What is RAID?

Discussion in 'Hardware' started by Burrell, Dec 5, 2009.

  1. Burrell

    Burrell MajorGeek

    Simple enough question, i think.

    I was looking at several HDD's today and nearly all of them say something about RAID, can someone explain to me what this is?

    Thankyou.
     
  2. DavidGP

    DavidGP MajorGeeks Forum Administrator - Grand Pooh-Bah Staff Member

    Hi

    Raid is where you can combine a few hard drives either to speed up data transfer as in Raid0 or for backup as in Raid1, their are varous differing Riad types and the below links will help.


    Info on raid as saves me typing loads
    http://en.wikipedia.org/wiki/RAID
    http://www.acnc.com/raid.html

    I run Raid0 or also known as Striping as it does add some speed to every day computing.
     
  3. collinsl

    collinsl MajorGeek

    RAID stands for Redundant Array of Inexpensive (later independent to remove the idea of RAId being inexpensive) Disks.

    RAID0 needs at least 2 hard drives works by "striping" your data, as in it splits all data traffic in as many portions as you have hard drives and places one portion on each drive and the next portion of data on the next drive, etc. This theoretically speeds up access times as the disks can present their portion of the information at the same time. However, RAID0 is considered by some not to be a true RAID method as it provides no data redundancy, as if one drive fails then all the data is lost as the missing parts of data render the rest unusable.

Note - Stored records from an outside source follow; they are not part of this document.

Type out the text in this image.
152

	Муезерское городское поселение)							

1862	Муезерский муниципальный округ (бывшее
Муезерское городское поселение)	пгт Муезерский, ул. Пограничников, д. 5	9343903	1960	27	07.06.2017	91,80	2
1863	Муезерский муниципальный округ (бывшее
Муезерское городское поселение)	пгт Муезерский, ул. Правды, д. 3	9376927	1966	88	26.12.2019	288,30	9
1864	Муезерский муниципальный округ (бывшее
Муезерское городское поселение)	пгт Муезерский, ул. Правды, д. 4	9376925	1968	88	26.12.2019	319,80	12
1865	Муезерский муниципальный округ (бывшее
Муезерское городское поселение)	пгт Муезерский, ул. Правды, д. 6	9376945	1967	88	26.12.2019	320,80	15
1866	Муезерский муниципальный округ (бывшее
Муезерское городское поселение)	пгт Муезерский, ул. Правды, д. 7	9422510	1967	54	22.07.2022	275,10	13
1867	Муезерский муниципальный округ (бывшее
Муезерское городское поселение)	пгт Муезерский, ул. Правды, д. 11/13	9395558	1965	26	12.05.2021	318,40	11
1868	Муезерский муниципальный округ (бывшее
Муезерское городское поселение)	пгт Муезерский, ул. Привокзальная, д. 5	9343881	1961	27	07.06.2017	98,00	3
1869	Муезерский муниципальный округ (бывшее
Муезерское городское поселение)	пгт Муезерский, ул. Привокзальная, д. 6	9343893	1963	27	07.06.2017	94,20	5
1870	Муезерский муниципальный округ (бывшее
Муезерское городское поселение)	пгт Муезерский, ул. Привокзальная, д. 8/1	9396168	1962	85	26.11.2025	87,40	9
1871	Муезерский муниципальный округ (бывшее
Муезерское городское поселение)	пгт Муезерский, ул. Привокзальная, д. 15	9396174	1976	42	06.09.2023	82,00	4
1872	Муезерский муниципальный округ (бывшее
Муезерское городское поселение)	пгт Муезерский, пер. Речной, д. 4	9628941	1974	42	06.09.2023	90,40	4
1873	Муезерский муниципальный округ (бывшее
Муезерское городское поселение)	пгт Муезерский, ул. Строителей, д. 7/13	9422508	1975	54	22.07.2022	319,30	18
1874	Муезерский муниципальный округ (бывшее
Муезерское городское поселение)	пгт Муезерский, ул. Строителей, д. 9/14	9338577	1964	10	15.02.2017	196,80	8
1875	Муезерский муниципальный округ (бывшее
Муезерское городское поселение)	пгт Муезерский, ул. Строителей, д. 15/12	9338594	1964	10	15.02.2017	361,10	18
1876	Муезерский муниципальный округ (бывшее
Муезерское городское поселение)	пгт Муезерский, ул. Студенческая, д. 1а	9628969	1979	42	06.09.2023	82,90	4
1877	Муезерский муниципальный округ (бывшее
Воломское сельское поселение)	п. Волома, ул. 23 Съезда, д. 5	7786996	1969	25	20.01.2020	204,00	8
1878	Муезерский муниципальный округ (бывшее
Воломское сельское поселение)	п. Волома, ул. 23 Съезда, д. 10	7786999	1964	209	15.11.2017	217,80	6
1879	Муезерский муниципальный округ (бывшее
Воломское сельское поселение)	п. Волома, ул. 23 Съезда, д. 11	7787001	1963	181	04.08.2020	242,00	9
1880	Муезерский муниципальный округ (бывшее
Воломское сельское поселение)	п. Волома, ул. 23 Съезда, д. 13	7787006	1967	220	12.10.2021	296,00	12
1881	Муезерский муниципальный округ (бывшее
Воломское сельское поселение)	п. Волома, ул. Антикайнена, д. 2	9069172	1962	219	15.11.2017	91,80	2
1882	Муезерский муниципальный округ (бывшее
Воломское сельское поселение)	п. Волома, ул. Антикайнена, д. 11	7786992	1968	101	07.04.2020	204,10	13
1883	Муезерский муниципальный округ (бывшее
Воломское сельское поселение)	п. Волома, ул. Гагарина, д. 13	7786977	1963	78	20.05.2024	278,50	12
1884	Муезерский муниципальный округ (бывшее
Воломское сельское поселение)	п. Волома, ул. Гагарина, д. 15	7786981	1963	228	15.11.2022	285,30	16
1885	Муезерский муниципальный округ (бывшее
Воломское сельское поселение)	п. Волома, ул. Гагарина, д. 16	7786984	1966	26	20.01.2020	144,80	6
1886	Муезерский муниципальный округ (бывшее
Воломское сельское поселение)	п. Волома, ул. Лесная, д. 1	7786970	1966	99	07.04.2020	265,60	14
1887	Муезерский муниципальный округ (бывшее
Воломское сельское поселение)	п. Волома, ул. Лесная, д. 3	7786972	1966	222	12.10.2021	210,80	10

A RAID0 logical disk is the sum of the size of all the physical disks in the array. RAI0 cannot tolerate the loss of any drive, as stated above.

    There are differing opinions as to whether or not RAID0 actually makes a noticeable difference in day to day computing speed. I have no position on this as I have never used a RAID system, but I would assume that there is a difference but it depends on the rest of the hardware in use.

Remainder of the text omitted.